Puerto Rico 2016-2018: La Isla Abandonada
This project is about the island of Puerto Rico, before and after Hurricanes Irma and Maria. I have previously photographed Puerto Rico in 2016. For my project I am exploring my heritage as well as the people with whom I identify culturally with. I have revisited the island post disasters and have visually analyzed how the island once was, as well as the aftermath of the island after Hurricane Irma and Maria. Through my previous photographs I capture the individuals as well as the place and environment around them, to see where culture falls parallel to their individuality. I documented some places on the island that have been abandoned and homes that people have walked away from because of Puerto Rico’s economic state. I also captured daily life around the island, cities and smaller towns as well as the people who make up the beautiful island.
Throughout this project I have continued to capture the people of Puerto Rico as well as the places in which they define their community. Along with the previous images of the island, I have revisited parts that may appear different now compared to the photos from before the disasters or have not changed at all. In my observations I hope to bring to light the effects of hurricanes Irma and Maria as well as the state of the island despite the natural disasters. I’ve visually analyzed the island being pushed into further abandonment due to lack of resources and economical help from the U.S. government. As someone who is Puerto Rican and has family that resides there, I have both an outsider and insider's point of view to the current state of the island. Through these visual observations I invite the viewers to engage with a part of America that is often forgotten.

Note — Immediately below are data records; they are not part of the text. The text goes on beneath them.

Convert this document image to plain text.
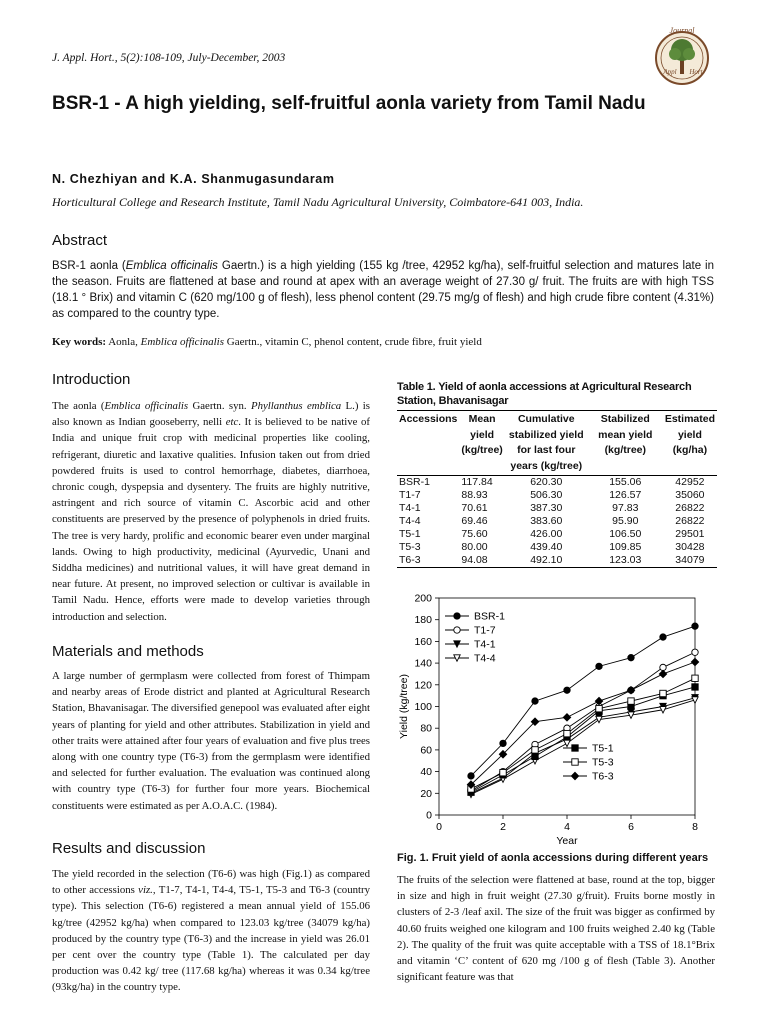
J. Appl. Hort., 5(2):108-109, July-December, 2003
Journal
Appl Hort
BSR-1 - A high yielding, self-fruitful aonla variety from Tamil Nadu
N. Chezhiyan and K.A. Shanmugasundaram
Horticultural College and Research Institute, Tamil Nadu Agricultural University, Coimbatore-641 003, India.
Abstract

BSR-1 aonla (Emblica officinalis Gaertn.) is a high yielding (155 kg /tree, 42952 kg/ha), self-fruitful selection and matures late in the season. Fruits are flattened at base and round at apex with an average weight of 27.30 g/ fruit. The fruits are with high TSS (18.1 ° Brix) and vitamin C (620 mg/100 g of flesh), less phenol content (29.75 mg/g of flesh) and high crude fibre content (4.31%) as compared to the country type.

Key words: Aonla, Emblica officinalis Gaertn., vitamin C, phenol content, crude fibre, fruit yield

Introduction

The aonla (Emblica officinalis Gaertn. syn. Phyllanthus emblica L.) is also known as Indian gooseberry, nelli etc. It is believed to be native of India and unique fruit crop with medicinal properties like cooling, refrigerant, diuretic and laxative qualities. Infusion taken out from dried powdered fruits is used to control hemorrhage, diabetes, diarrhoea, chronic cough, dyspepsia and dysentery. The fruits are highly nutritive, astringent and rich source of vitamin C. Ascorbic acid and other constituents are preserved by the presence of polyphenols in dried fruits. The tree is very hardy, prolific and economic bearer even under marginal lands. Owing to high productivity, medicinal (Ayurvedic, Unani and Siddha medicines) and nutritional values, it will have great demand in near future. At present, no improved selection or cultivar is available in Tamil Nadu. Hence, efforts were made to develop varieties through introduction and selection.

Materials and methods

A large number of germplasm were collected from forest of Thimpam and nearby areas of Erode district and planted at Agricultural Research Station, Bhavanisagar. The diversified genepool was evaluated after eight years of planting for yield and other attributes. Stabilization in yield and other traits were attained after four years of evaluation and five plus trees along with one country type (T6-3) from the germplasm were identified and selected for further evaluation. The evaluation was continued along with country type (T6-3) for further four more years. Biochemical constituents were estimated as per A.O.A.C. (1984).

Results and discussion

The yield recorded in the selection (T6-6) was high (Fig.1) as compared to other accessions viz., T1-7, T4-1, T4-4, T5-1, T5-3 and T6-3 (country type). This selection (T6-6) registered a mean annual yield of 155.06 kg/tree (42952 kg/ha) when compared to 123.03 kg/tree (34079 kg/ha) produced by the country type (T6-3) and the increase in yield was 26.01 per cent over the country type (Table 1). The calculated per day production was 0.42 kg/ tree (117.68 kg/ha) whereas it was 0.34 kg/tree (93kg/ha) in the country type.

Table 1. Yield of aonla accessions at Agricultural Research Station, Bhavanisagar

Accessions	Mean yield (kg/tree)	Cumulative stabilized yield for last four years (kg/tree)	Stabilized mean yield (kg/tree)	Estimated yield (kg/ha)
BSR-1	117.84	620.30	155.06	42952
T1-7	88.93	506.30	126.57	35060
T4-1	70.61	387.30	97.83	26822
T4-4	69.46	383.60	95.90	26822
T5-1	75.60	426.00	106.50	29501
T5-3	80.00	439.40	109.85	30428
T6-3	94.08	492.10	123.03	34079
0
20
40
60
80
100
120
140
160
180
200
0	2	4	6	8
Year
Yield (kg/tree)
BSR-1
T1-7
T4-1
T4-4
T5-1
T5-3
T6-3

Fig. 1. Fruit yield of aonla accessions during different years

The fruits of the selection were flattened at base, round at the top, bigger in size and high in fruit weight (27.30 g/fruit). Fruits borne mostly in clusters of 2-3 /leaf axil. The size of the fruit was bigger as confirmed by 40.60 fruits weighed one kilogram and 100 fruits weighed 2.40 kg (Table 2). The quality of the fruit was quite acceptable with a TSS of 18.1°Brix and vitamin ‘C’ content of 620 mg /100 g of flesh (Table 3). Another significant feature was that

This series of photographs is to bring light to the state of the island and the people while taking into consideration that Puerto Rico is a U.S. territory. So many people have lost their homes, have no clean running water, have no supplies that are needed, medical help is dire and so much more. Is Puerto Rico being helped? How are the people who call this place their home surviving? Will Puerto Rico ever be the same? These are just some things I question visually. I shoot from a domestic point of view capturing family as well as people I met along the way and the architecture around the island, what remains and what is no longer there anymore through visual documentation. Along with the photographs I transformed the space in which the photos reside, in a DIY installation. Here the viewer is met with the environment in which I have created by referencing the photos of the island and what I experienced visually on my trips there. This goes hand in hand with bringing the place into a space like a gallery where it is not usually seen or experienced, allowing the audience to be immersed into my visual representation of Puerto Rico.
Crystal Frias
Lost in time
With the use of narrative self portraiture I question time as well as place specifically a home where mental illness dwells. Through long exposures I capture these seconds in time where I exist and where I don't, where I have existed and where my mind may cease to exist in places where we all call our safe place, home; as well as a place of solitude. the figure in the images in a sense is the mind and how quickly time passes and effects us mentally. I try and grip to reality as it slips away through these time and space based images
God for Sale, 2016
Ever since I can remember I had some fixation on a higher power, something more and while others may feel the same way, some feel like I may be ignorant and naïve because I choose to place my belief in a higher power, something I can’t see. I attended a Christian youth service every Friday for 3 years at my own will. Although my belief in god grew stronger, my belief in organized religion deteriorated. I began to see the hypocrisy that came with the people that claimed to be the most “holy”. Everyone I knew there hid behind some sort of mask in order to look good in front of others but you can’t fool god. I decided to leave the church but continue to be a believer. This series is my exploration on the sacred and profane and where they both collide in our world today. Matthew 6:19 says “Do not lay up for yourselves treasures on earth, where moth and rust destroy and where thieves break in and steal”. Material things are seen as fleeting according to the bible and reality, I chose to focus on religious novelties because they both meet at the cross section of the sacred and profane. Belief and God are cheapened in society because of constant use and production of small statues, candles, jewelry, murals of angels, saints, Jesus, or any religious or spiritual entities that are made for consumers to purchase and place their belief on. Religion and spirituality have been diluted and have become something you can purchase right next to porcelain doll or scented candle at your local discount store. Something sacred becomes just something decorative, placing the materialistic at the level of divinity in exchange for money, which is similar to when the catholic church absolved sins for a fee, thus placing monetary value above a higher power. Contradictory to the fact of idolization people tend to fixate their belief on these objects which in this case the objects are the profane because they are usually purchased along with an everyday ordinary object yet are sacred because of what the religious object depicts and what significance people tend to place on these objects. Each photograph goes hand in hand with the next, placing God at a low level, cheapened by discount store shelves, where mythical Santa statues occupy top shelves while statues of baby Jesus and a crucifix are shelves below, just one of the many things I come across and depict in this series.